Reputation: 221
I am trying to find the most efficient way to do slicing for a 3D numpy array. This is a subset of the data, just for test purposes :
in_arr =np.array([[[0,1,2,5],[2,3,2,6],[0,1,3,2]],[[1,2,3,4],[3,1,0,5],[2,4,0,1]]])
indx =[[3,1,2],[2,0,1]]
I need to get the value at the indx as stated. For example, indx[0][0] is 3, so I am looking for the 3rd elem of in_arr[0][0], in this case, 5.

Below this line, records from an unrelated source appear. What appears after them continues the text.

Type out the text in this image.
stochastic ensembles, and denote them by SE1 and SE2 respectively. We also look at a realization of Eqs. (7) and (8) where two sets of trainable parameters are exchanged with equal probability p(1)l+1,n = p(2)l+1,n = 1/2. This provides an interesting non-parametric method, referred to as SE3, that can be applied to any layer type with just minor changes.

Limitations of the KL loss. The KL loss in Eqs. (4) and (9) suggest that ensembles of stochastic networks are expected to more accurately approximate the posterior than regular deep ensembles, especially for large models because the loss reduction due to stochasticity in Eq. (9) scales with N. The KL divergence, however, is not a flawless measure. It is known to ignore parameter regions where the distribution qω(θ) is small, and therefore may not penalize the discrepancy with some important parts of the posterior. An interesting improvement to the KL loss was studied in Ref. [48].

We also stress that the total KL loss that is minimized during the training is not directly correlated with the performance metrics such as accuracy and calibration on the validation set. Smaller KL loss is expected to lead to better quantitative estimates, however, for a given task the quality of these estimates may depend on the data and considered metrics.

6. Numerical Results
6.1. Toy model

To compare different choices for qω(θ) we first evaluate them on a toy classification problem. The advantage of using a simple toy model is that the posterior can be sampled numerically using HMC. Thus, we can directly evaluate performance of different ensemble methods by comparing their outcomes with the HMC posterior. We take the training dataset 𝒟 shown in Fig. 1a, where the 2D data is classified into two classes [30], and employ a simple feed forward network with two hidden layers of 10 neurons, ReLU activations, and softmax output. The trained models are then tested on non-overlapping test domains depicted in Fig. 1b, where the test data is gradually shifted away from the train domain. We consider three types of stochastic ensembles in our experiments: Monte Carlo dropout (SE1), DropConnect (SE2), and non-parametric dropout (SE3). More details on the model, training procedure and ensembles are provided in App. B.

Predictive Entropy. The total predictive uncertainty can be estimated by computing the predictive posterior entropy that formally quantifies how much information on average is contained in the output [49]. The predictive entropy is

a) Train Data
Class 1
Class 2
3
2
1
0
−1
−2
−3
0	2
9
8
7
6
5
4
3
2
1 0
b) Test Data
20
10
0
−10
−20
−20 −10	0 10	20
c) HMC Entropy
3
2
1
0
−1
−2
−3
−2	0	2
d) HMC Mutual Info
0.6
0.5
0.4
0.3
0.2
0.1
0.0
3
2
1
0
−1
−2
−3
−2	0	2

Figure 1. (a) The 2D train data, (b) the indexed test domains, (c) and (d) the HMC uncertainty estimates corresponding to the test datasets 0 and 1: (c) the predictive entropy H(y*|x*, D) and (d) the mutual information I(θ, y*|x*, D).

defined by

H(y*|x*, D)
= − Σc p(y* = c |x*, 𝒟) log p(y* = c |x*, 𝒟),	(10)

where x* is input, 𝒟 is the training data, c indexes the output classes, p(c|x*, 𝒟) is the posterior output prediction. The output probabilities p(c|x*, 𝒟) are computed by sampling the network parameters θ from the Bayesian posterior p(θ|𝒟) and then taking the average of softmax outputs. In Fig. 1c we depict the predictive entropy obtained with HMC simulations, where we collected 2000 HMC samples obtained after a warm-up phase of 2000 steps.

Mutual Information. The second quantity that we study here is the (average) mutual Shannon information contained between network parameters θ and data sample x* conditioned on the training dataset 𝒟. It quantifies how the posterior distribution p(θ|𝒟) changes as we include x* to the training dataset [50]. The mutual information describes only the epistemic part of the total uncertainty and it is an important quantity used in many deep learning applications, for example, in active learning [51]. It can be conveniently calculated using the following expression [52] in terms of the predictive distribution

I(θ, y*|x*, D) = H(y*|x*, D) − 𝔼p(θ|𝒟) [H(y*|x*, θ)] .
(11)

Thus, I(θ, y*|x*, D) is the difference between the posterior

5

I have the following code that will do what i need it to do, but the time complexeity is n^2, which I am not happy about.
list_in =[]
for x in range(len(indx)):
arr2 = []
for y in range(len(indx[x])):
arr2.append(in_arr[x][y][indx[x][y]])
#print in_arr[x][y][indx[x][y]]
list_in.append(arr2)
print list_in
I am looking for a very fast and efficient way to do the same task for a large dataset.
Upvotes: 0
Views: 273
Reputation: 86320
You can do this efficiently using broadcasted arrays of indices; for example:
i1 = np.arange(2)[:, np.newaxis]
i2 = np.arange(3)[np.newaxis, :]
i3 = np.array(indx)
in_arr[i1, i2, i3]
# array([[5, 3, 3],
# [3, 3, 4]])
What numpy does here is to effectively match the entries of the three index arrays, and extract the associated entries from in_arr
: the reason for the [:, np.newaxis]
and [np.newaxis, :]
terms is that it reshapes the three arrays to be compatible via numpy's broadcasting rules.